4

I strongly suspect the answer is no, but I feel like there should be a question here about this for people to find more detailed information about as these outbreaks become more common.

5

From what I have read, some strains of E. Coli are heat-resistant, so it's not a good idea to think that cooking it will kill the bacteria if present. Also, you might contaminate your cooking utensils or other surfaces that do not encounter the heat. It's safest to just get rid of it.

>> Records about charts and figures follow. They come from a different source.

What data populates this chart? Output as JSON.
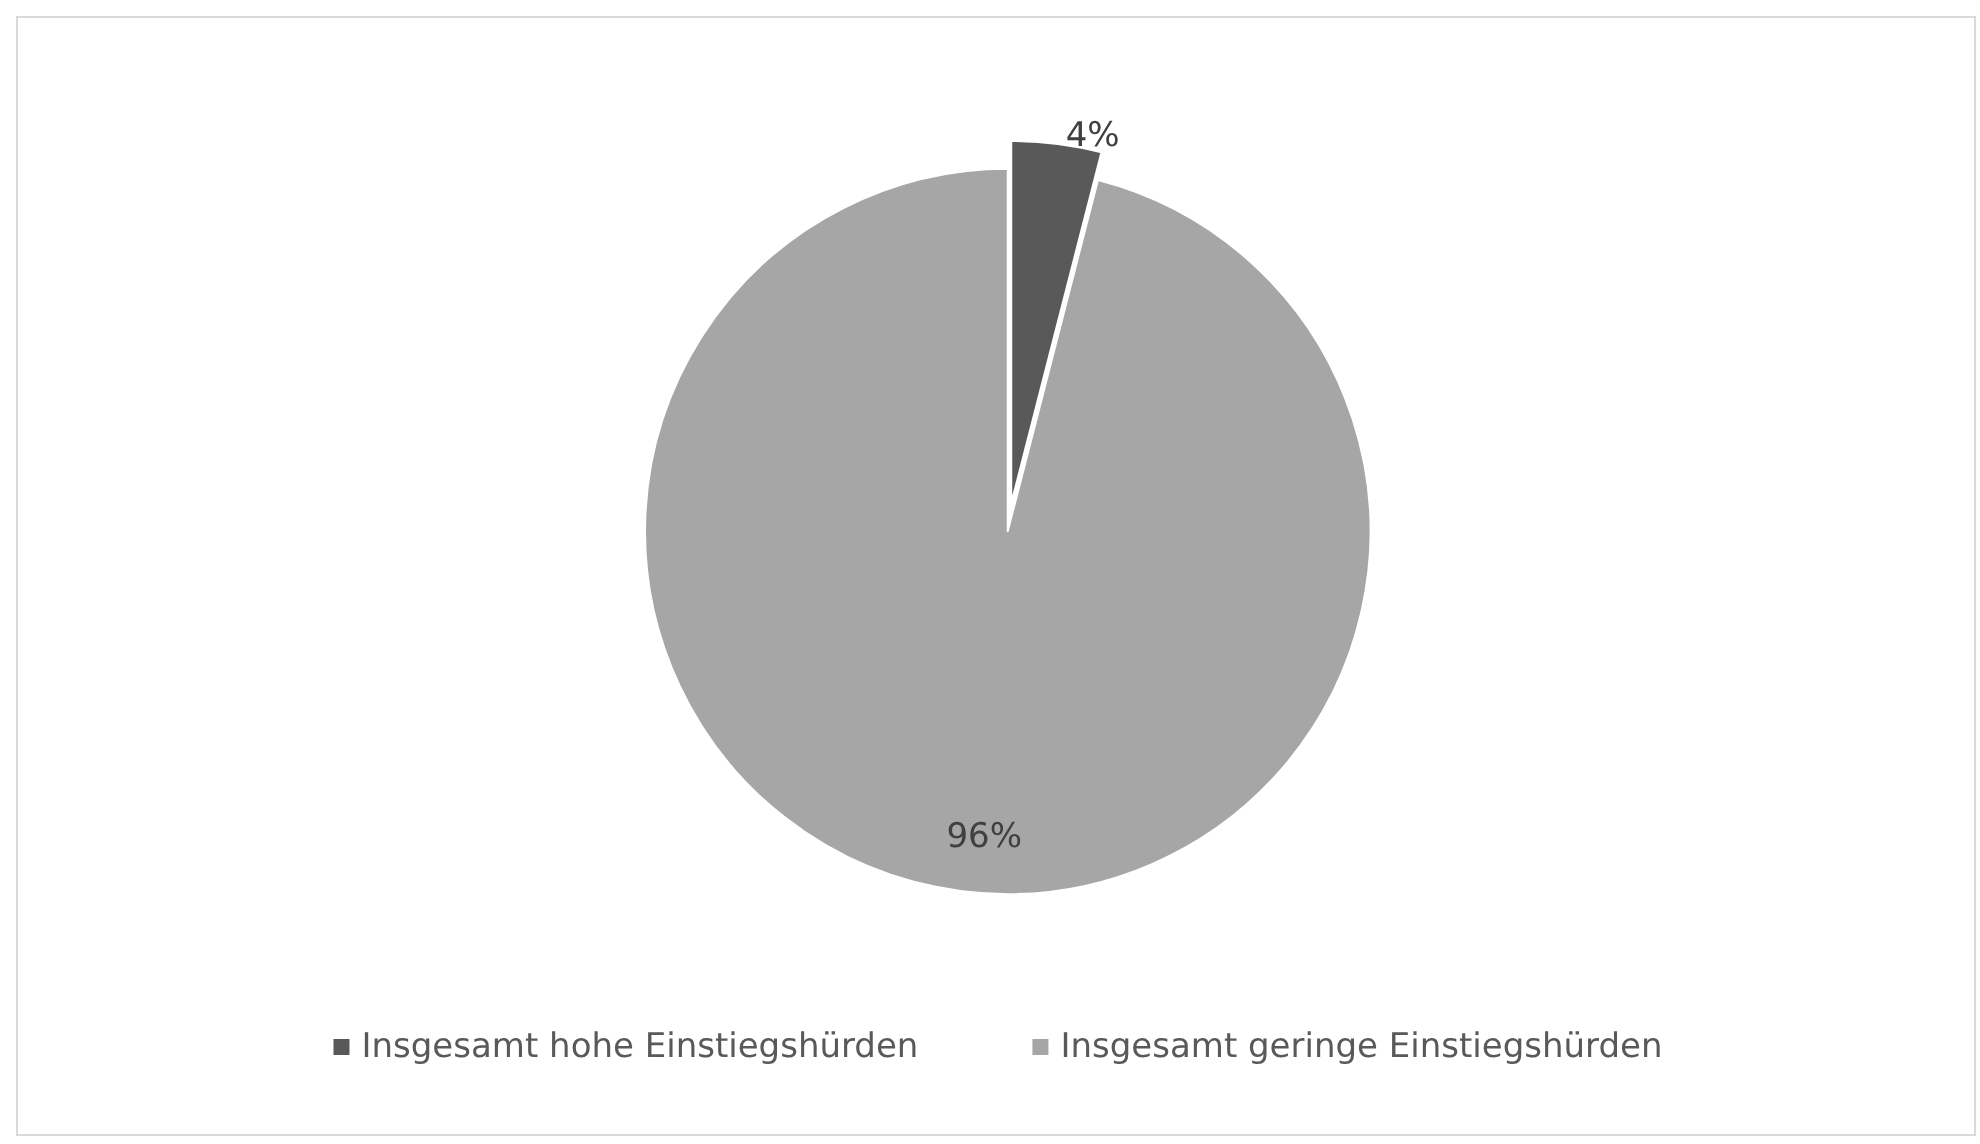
{
  "chart_data": {
    "type": "pie",
    "categories": [
      "Insgesamt hohe Einstiegshürden",
      "Insgesamt geringe Einstiegshürden"
    ],
    "values": [
      4,
      96
    ],
    "colors": [
      "#595959",
      "#a6a6a6"
    ],
    "value_labels": [
      "4%",
      "96%"
    ],
    "legend": "bottom"
  }
}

  • Plus cooked lettuce = yuck – GdD Nov 28 '18 at 9:41
  • @GdD Well, there was an article (since pulled, and AIUI the current outbreak is of a heat-resistant strain) suggesting making stir fry with it or something, that's what made me think of this. – Random832 Dec 5 '18 at 21:29
0

The problem with Romaine Lettuce (specifically) is that the vast majority of people eat it raw. That is why the U.S. CDC was so fast to put out an E. Coli alert, Nov 26th telling people to throw away any/all the Romaine you had. The illness was popping up, but the CDC couldn't pinpoint the origin of the tainted lettuce. Their swift alert prevented (possibly) 100's of deaths. Fortunately, E. Coli Prevention is relatively simple (handwashing, cooking thoroughly, avoid cross contamination, etc.). And for now... don't eat the Romaine.